Teddy Jam and Ian Wallace and have created a beautiful historical picture book. It tells of fictional fire, set somewhere in Eastern Canada, that spread around a county just after the end of the first world war. While this story is fiction, it does provide a sense of both how fires were dealt with and how devastating they could be. It takes us back to a time when putting these kinds of huge fires out was the responsibility of people in the community as there was no fire department to call. Wallace's images take us into the flame filled borders of the fire as people tried, and failed, to contain the blaze. It might have burned down the entire province if it hadn't started to rain.
A beautifully illustrated chapter book that captures the devastating wildfires that swept through Canada in 1919. With themes of bravery and resilience, this intergenerational story paints a sensory picture of what it was like to fight and survive the fiery flames. From trees exploding and hissing in the creek to burnt eyebrows and smoldering roots under the snow, this story will start meaningful conversations about tragedies, prevention, and recovery.
Thank you to the publisher for sharing this book with us.
This a grandfather telling a story to a girl who is helping make maple syrup. "You are the end of the story unless you tell it to someone else. " A book make sure stories are not lost.

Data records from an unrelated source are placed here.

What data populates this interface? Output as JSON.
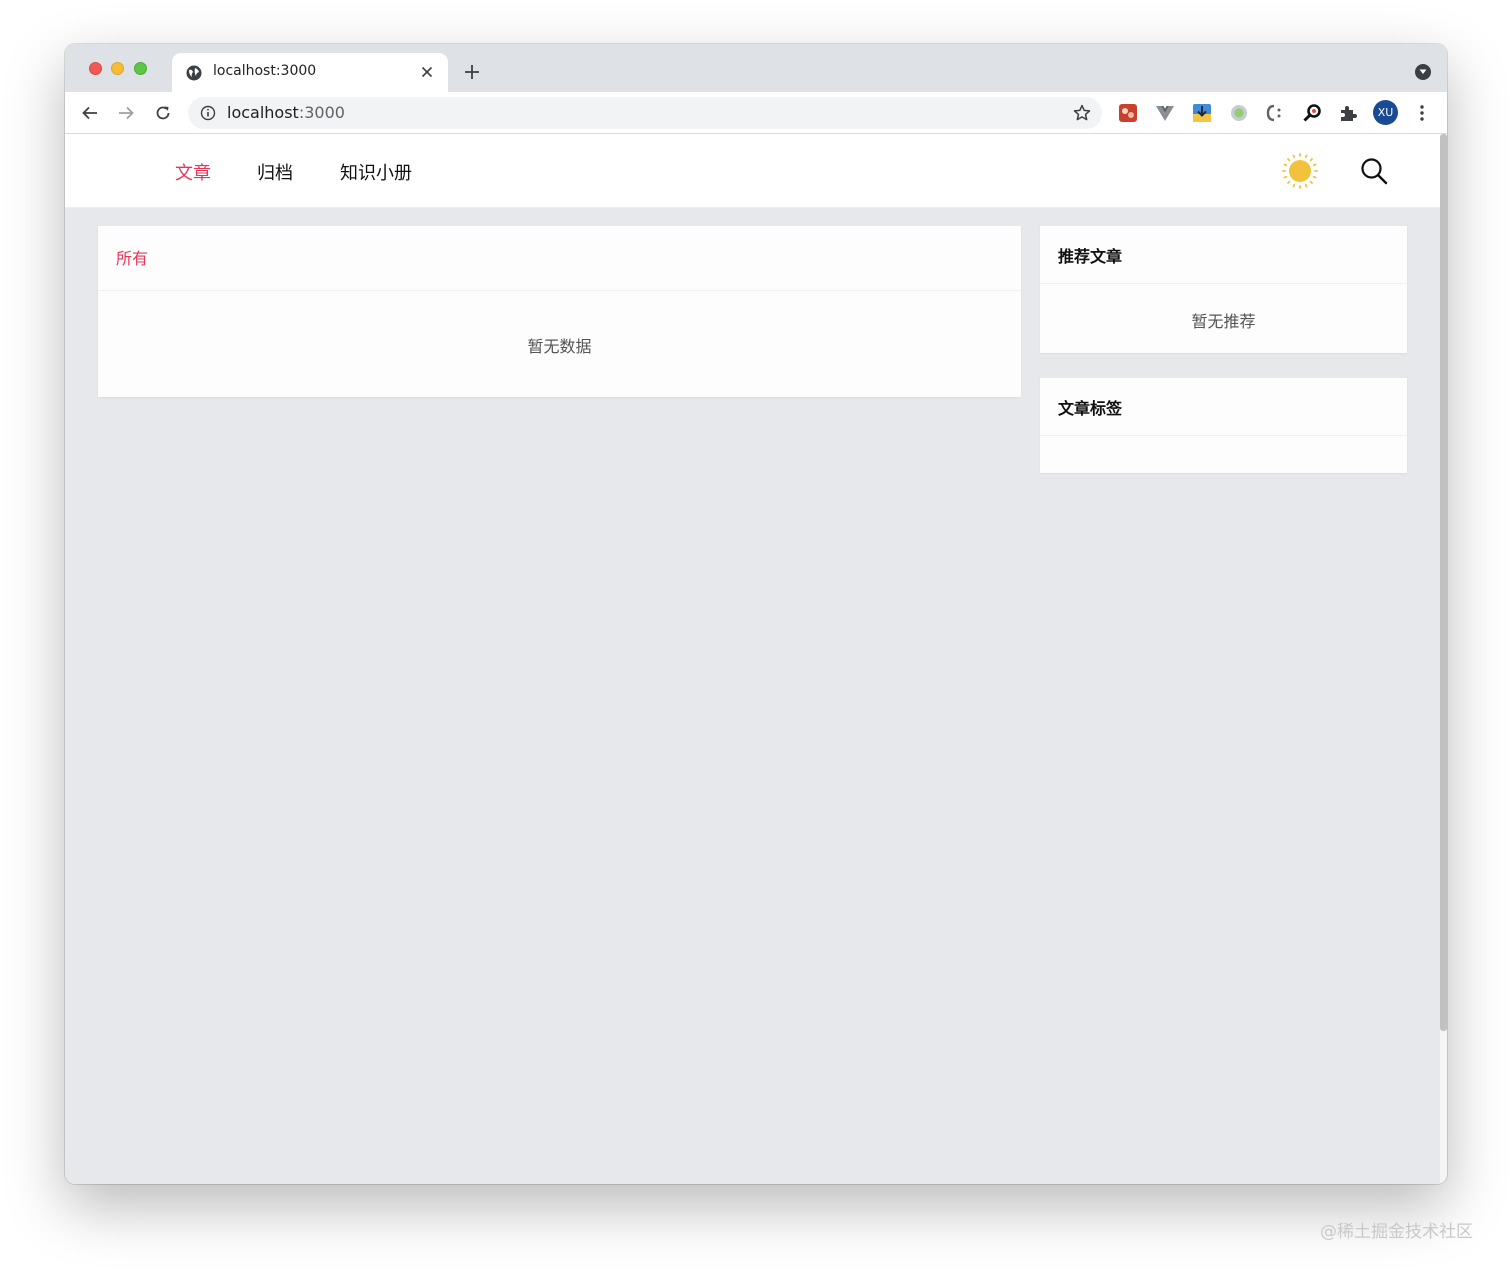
{
  "browser": {
    "tab_title": "localhost:3000",
    "url_host": "localhost",
    "url_port": ":3000",
    "profile_initials": "XU"
  },
  "nav": {
    "items": [
      {
        "label": "文章",
        "active": true
      },
      {
        "label": "归档",
        "active": false
      },
      {
        "label": "知识小册",
        "active": false
      }
    ]
  },
  "main": {
    "category_tab": "所有",
    "empty_text": "暂无数据"
  },
  "sidebar": {
    "recommend_title": "推荐文章",
    "recommend_empty": "暂无推荐",
    "tags_title": "文章标签"
  },
  "watermark": "@稀土掘金技术社区",
  "colors": {
    "accent": "#e6375a",
    "page_bg": "#e7e8eb",
    "sun": "#f3c23c"
  },
  "icons": [
    "globe-icon",
    "close-icon",
    "plus-icon",
    "back-icon",
    "forward-icon",
    "reload-icon",
    "info-icon",
    "star-icon",
    "puzzle-icon",
    "kebab-icon",
    "sun-icon",
    "search-icon"
  ]
}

This book was a good book about a grandfathers childhood and the biggest fire he had ever seen. The grand-daughter was looking through a fire feeling it burn her face and says that this is the biggest fire she has ever seen. Then she questions her grandfather and asks him is this the biggest fire you have seen? And there the story biggins.

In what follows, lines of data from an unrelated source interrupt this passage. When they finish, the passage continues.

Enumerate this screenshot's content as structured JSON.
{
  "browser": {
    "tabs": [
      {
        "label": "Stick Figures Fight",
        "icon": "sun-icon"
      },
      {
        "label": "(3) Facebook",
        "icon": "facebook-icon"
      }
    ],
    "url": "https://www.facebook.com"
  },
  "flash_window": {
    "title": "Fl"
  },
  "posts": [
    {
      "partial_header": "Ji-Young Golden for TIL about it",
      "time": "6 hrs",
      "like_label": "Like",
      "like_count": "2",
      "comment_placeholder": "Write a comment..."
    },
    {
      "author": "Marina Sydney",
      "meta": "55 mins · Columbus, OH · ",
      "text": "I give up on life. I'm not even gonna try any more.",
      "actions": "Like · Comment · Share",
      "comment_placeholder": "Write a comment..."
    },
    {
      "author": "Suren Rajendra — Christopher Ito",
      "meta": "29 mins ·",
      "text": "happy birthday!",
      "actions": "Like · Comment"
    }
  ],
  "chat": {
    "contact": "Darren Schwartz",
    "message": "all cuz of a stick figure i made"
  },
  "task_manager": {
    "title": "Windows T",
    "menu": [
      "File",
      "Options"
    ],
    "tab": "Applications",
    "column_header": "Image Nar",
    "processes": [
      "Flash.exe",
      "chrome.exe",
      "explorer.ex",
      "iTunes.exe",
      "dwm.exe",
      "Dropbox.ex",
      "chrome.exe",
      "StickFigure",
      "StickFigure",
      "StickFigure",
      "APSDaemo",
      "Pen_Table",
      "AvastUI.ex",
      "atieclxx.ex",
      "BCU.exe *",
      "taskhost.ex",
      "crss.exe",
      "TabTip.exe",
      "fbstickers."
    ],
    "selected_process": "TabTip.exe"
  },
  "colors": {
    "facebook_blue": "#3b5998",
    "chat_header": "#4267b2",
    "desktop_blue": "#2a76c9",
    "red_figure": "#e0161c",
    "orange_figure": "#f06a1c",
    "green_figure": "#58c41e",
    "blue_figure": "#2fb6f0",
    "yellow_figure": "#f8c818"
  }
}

My dad bought this book for my sister's 5th birthday and the reason he bought it was she always asked our parents to tell her stories about a fire (I'm not sure why my five year old sister was obsessed with a fire story). This is a great fire story and the illustrations are very well done but I didn't like the writing as much.
While out boiling tree sap to make syrup, a Canadian grandfather shares the story of a great fire that happened in October 1919 to his young granddaughter. He tells how it burned one day, and through the night, and would have burned longer, if a heavy rain storm hadn't came. He shared how the tree roots, although buried under snow that fell two weeks later, burned all winter.